Aujourd’hui seize du mois d’avril mil sept cent soixante et dix le lendemain du jour de pâques, à trois heures moins un quart du matin s’est écroulée l’église de Thiolières battie en l’an onze cent quarante un. quel fracas ! quel renversement ! quel danger ! mais aussi quel prodige ! je frémis, je tremble, le coeur me manque, je lève les mains au ciel pour lui rendre nos actions de grâces. tout le devant du temple les voutes de la nef du clocher, le clocher lui meme et les cloches tout tombe à la fois : les arbres quon avait mis et au dedans et au dehors pour pour l’appuyer sont cassés par le milieu. quelques heures plus tôt ou plus tard que fusse arrivée cette ruine de ce gros et matériel édifice, sur tout si ceut été le vendredi saint que l’église était toutte pleine ; quel carnage ! quelle catastrophe ! pas un n (n)eut été sauvé ; nous avions été menacés depuis plus d’un an, les croutes des voutes étaient tombées de temps à autre sans frapper jamais personne enfin tout s’est détruit sans qu’aucun ait eu le moindre dommage. les cloches elles mêmes ont été renversées et ne se sont point cassées ; le doigt du dieu et d’un dieu bon et propice y parait trop visiblement marqué. toutte ma parroisse et moi fumes en procession le jour même à ambert ; y portames notre dame de Bon Secours et offrimes à dieu dans la chapelle de notre dame du laire (Notre Dame de Laire) le sacrifice de notre rédemption en reconnaissance d’une grace si spéciale. le lendemain seconde fete de Pâques nous y portames dans l’église st jean le sacré dépot du corps et du sang si précieux de jésus christ. quoy de plus lugubre ! Thiolières sans autel sans sacrifice le lieu autrefois saint devenu profane et interdit. les chemins arrosés de larmes les habitants de la ville (celle d’Ambert, sans doute) melent leurs larmes avec les notres celles de la campagne, tout excites la piété la plus tendre et la plus affectueuse, ce que j’ai vu, ce que j’ai entendu, ce que j’ai épprouvé, je l’ateste et le certifie en foi de quoi ce dix huit avril 1770. Faididez curé.
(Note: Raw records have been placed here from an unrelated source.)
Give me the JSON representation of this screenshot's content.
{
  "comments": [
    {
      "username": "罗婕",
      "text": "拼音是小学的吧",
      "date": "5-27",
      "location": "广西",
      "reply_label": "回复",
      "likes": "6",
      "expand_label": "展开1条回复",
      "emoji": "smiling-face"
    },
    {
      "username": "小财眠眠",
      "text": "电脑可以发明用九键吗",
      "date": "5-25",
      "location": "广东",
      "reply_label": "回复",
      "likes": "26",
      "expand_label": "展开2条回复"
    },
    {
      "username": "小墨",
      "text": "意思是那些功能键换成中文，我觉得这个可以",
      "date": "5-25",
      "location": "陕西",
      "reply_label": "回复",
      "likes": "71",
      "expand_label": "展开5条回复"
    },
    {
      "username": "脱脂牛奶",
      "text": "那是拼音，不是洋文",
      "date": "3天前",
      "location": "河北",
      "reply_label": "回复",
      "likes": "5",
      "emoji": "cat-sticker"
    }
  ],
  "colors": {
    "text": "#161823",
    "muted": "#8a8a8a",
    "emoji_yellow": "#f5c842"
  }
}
- Registre de Thiolières (63), 6 E431/1 BMS 1569-1791, vue 161/348.
et page suivante dans le même registre :
Nota : aujourd’hui jeudy vingt six avril mil sept unt soixante et dix a été clos le choeur de l’église de Thiolières, et suivant la permission reçue de Monseigneur l’évêque en datte du dix huit avril et signée micolon de Blanval vicaire général, nous avons bénis solennellement ledit choeur avec le cimetière et en conséquence y avons célébrés le st sacrifice de la messe et faite les autres fonctions curialles. fait ce 26 avril 1770.
- Registre de Thiolières (63), 6 E431/1 BMS 1569-1791, vue 162/348.
Note : Le fait que l’effondrement de l’église soit intervenu a une heure où personne ne se trouvait à l’intérieur a dû renforcer la foi de ces paroissiens, d’autant plus que - et l’on peut s’en étonner - les cloches ne se sont même pas cassées ! Le curé manifeste une émotion sincère et semble fort affecté par la disparition du lieu saint. À le lire à la fin, on a l’impression que Dieu, pourtant si miséricordieux en cette circonstance, a déserté le village.